Le 13 janvier dernier, la bibliothèque de Fleury-les-Aubrais organisait un sympathique Salon des auteurs régionaux. La presse locale, en l’occurrence Le Républicain du Centre, a consacré plusieurs articles à cet événement. Le premier, en date du 4 janvier, destiné à annoncer la manifestation, s'attachait surtout à dresser un portrait flatteur de la marraine de ce salon :
Parmi les vingt-quatre écrivains (et deux éditeurs) qui présenteront leurs ouvrages, une invitée de marque est attendue : Violaine Vanoyeke, spécialiste de l'Égypte antique, auteur de 87 ouvrages traduits dans plus de 50 pays, a accepté d'être la marraine de la manifestation. « J'ai été touchée par la demande des bibliothécaires de Fleury-les-Aubrais car leur courrier était sympathique et personnalisé. J'accorde beaucoup d'importance à l'aspect humain. Je trouve d'ailleurs les salons de province plus chaleureux que les salons parisiens », explique l'écrivaine qui voyage à travers le monde depuis de nombreuses années, pour effectuer des recherches archéologiques et partager ses découvertes (…).
Les journalistes continuent donc encore aujourd’hui à colporter la jolie fable de la femme surdouée, archéologue, spécialiste de l’Antiquité, romancière à succès, pianiste accomplie, etc.
Depuis des décennies, madame Vanoyeke est devenue une star médiatique, invitée au micro des stations de radio, sur les plateaux de télévision, dans les salons du livre.
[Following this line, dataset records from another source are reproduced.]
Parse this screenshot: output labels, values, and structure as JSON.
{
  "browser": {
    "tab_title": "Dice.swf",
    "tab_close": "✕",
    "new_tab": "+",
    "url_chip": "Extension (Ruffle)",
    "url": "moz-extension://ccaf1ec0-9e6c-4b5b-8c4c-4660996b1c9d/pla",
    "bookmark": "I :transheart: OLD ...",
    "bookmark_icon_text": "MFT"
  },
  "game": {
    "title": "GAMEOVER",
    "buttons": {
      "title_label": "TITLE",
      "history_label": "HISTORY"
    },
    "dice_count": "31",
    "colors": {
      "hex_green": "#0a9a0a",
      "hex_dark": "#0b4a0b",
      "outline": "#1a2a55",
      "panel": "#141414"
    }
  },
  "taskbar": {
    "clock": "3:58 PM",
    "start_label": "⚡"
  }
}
Tout récemment encore (le 31 octobre 2017), elle intervenait dans l’émission de Morandini sur CNews. Dans un accès de philanthropie, elle a d’ailleurs décidé de faire partager aux internautes tous ses passages sur ce qu’on appelait autrefois le « petit écran ». Ce ne sont pas moins de 700 vidéos qu’elle nous propose depuis février 2017 sur la chaîne YouTube. Si quelques-unes ont uniquement un caractère promotionnel, beaucoup sont effectivement des extraits d’émissions télévisées qui attestent d’une relative célébrité. Curieusement, toutes ces vidéos sont fermées aux commentaires.
J’ai publié il y a deux ans un petit livre qui rétablit quelques vérités sur le personnage et sa façon de travailler : dans La Cuisine de madame V., j’ai analysé certains de ses ouvrages « historiques », ainsi que la suite romanesque qu’elle a écrite sur l’origine du piano (Les Schuller). Erreurs, confusions, approximations, et surtout « emprunts » permanents, divers et variés : c’est du grand n’importe quoi.
J’ai également passé au crible la légende ahurissante qu’elle a complaisamment construite sur sa remarquable personne, et qu’elle a abondamment diffusée auprès de journalistes qui se sont empressés de la relayer sans se poser de question ni effectuer la moindre vérification.
Ce livre a été envoyé à quelques journaux nationaux, ainsi qu’à Médiapart. Je n’avais visiblement pas les bons contacts : personne ne s’en est fait l’écho. Sans doute Violaine Vanoyeke n’est-elle pas Alain Minc ou Jacques Attali, qu’un soupçon de plagiat suffit à jeter sous les projecteurs de la critique. Il n’empêche que le phénomène Vanoyeke existe, et qu’il ne laisse pas d’inquiéter. À l’heure où il est question de traquer les fake news, que faire des fake people et de leurs complices?